What happened in the next few seconds, and how it occurred, remains unclear but for the outcome: 50 police bullets were fired. Mr. Bell was killed. Mr. Guzman was struck in the face, the shoulder, the buttocks, the thigh and the ankle. Mr. Benefield, hit in the leg and buttocks, scrambled out of the car and moved south on Liverpool Street, collapsing about half a block away. Lieutenant Napoli crouched for safety, approaching the Nissan after the final shots.
One civilian witness, according to the report, heard the shots while asleep — she thought there were 10 to 12 — and looked out her window. She saw one man pointing a handgun at a second man on Liverpool Street, saying “I will kill you,” according to the report. There were no more shots, and when the woman looked again, she saw one of the officers standing over Mr. Benefield.
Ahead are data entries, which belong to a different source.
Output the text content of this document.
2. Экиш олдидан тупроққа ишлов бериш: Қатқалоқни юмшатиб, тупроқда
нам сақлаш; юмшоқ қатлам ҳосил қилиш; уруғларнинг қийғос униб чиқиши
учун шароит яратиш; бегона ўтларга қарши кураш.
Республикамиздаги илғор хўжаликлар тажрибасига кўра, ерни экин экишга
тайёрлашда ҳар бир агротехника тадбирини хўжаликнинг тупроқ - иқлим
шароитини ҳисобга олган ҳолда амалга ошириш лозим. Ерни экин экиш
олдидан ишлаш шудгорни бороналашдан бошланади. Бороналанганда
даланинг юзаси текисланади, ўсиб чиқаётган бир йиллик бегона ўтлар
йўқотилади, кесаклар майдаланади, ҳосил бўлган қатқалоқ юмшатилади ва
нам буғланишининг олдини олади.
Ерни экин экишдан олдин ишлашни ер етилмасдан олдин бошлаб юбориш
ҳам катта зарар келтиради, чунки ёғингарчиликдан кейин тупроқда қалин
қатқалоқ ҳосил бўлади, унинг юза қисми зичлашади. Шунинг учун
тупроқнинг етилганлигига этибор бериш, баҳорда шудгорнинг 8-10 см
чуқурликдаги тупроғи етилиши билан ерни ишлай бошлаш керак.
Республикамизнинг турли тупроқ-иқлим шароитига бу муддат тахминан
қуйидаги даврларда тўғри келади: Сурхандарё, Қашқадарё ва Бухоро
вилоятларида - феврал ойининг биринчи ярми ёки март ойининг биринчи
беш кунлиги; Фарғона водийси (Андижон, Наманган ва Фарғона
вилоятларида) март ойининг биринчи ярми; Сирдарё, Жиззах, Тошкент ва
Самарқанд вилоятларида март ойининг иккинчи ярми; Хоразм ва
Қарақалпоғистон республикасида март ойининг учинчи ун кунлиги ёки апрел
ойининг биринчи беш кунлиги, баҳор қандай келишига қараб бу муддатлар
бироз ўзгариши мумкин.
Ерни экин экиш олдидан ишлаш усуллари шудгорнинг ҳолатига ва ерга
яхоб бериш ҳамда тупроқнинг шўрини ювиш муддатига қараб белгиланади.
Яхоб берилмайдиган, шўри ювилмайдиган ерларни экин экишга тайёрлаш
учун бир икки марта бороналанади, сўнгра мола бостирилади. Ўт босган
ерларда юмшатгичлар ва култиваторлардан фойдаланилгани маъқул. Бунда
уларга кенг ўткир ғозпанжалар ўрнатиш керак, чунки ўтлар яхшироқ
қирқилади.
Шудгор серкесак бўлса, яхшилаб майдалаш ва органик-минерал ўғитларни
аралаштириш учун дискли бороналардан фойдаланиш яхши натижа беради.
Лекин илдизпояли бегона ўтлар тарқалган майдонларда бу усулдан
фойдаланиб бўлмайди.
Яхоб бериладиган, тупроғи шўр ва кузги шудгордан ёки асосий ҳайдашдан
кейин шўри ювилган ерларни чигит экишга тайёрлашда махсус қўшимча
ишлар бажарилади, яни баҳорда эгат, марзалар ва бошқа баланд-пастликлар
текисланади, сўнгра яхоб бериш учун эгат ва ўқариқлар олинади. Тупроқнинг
A horde of police descended on the scene. They were met with adrenalin-filled confusion: Five officers had fired, but some were not even sure they had. There were conflicting reports about whether shields were displayed. And at least one of those who fired said he believed the men in the car, who turned out to be unarmed, were shooting at the police. Four of the men who fired clustered around Mr. Benefield. The fifth, Detective Cooper, was pointing his weapon at the men in the car, the report said.
Sergeant Wheeler, a patrol supervisor at the 103rd Precinct, was one of the first uniformed officers to arrive, having heard radio reports of gunshots and officers in danger.
According to the sergeant’s account, he called for an ambulance over his radio and then tried to open the driver’s side door of the Nissan, but could not. He directed another officer to put handcuffs on Mr. Guzman’s outstretched hands. The detective who had fired first, according to a person who has been briefed on his version, has said that he had his shield out, identified himself and ordered the men in the car to show their hands before he fired.
Police Officer Robert Maloney, who arrived at the scene shortly after the shooting, said he pulled Mr. Bell from the car and cuffed his bloody hands. He then escorted an ambulance that carried him to Jamaica Hospital Medical Center and stayed with Mr. Bell until he was relieved. Mr. Bell, who was pronounced dead at 4:56 a.m., never said a word, Officer Maloney said.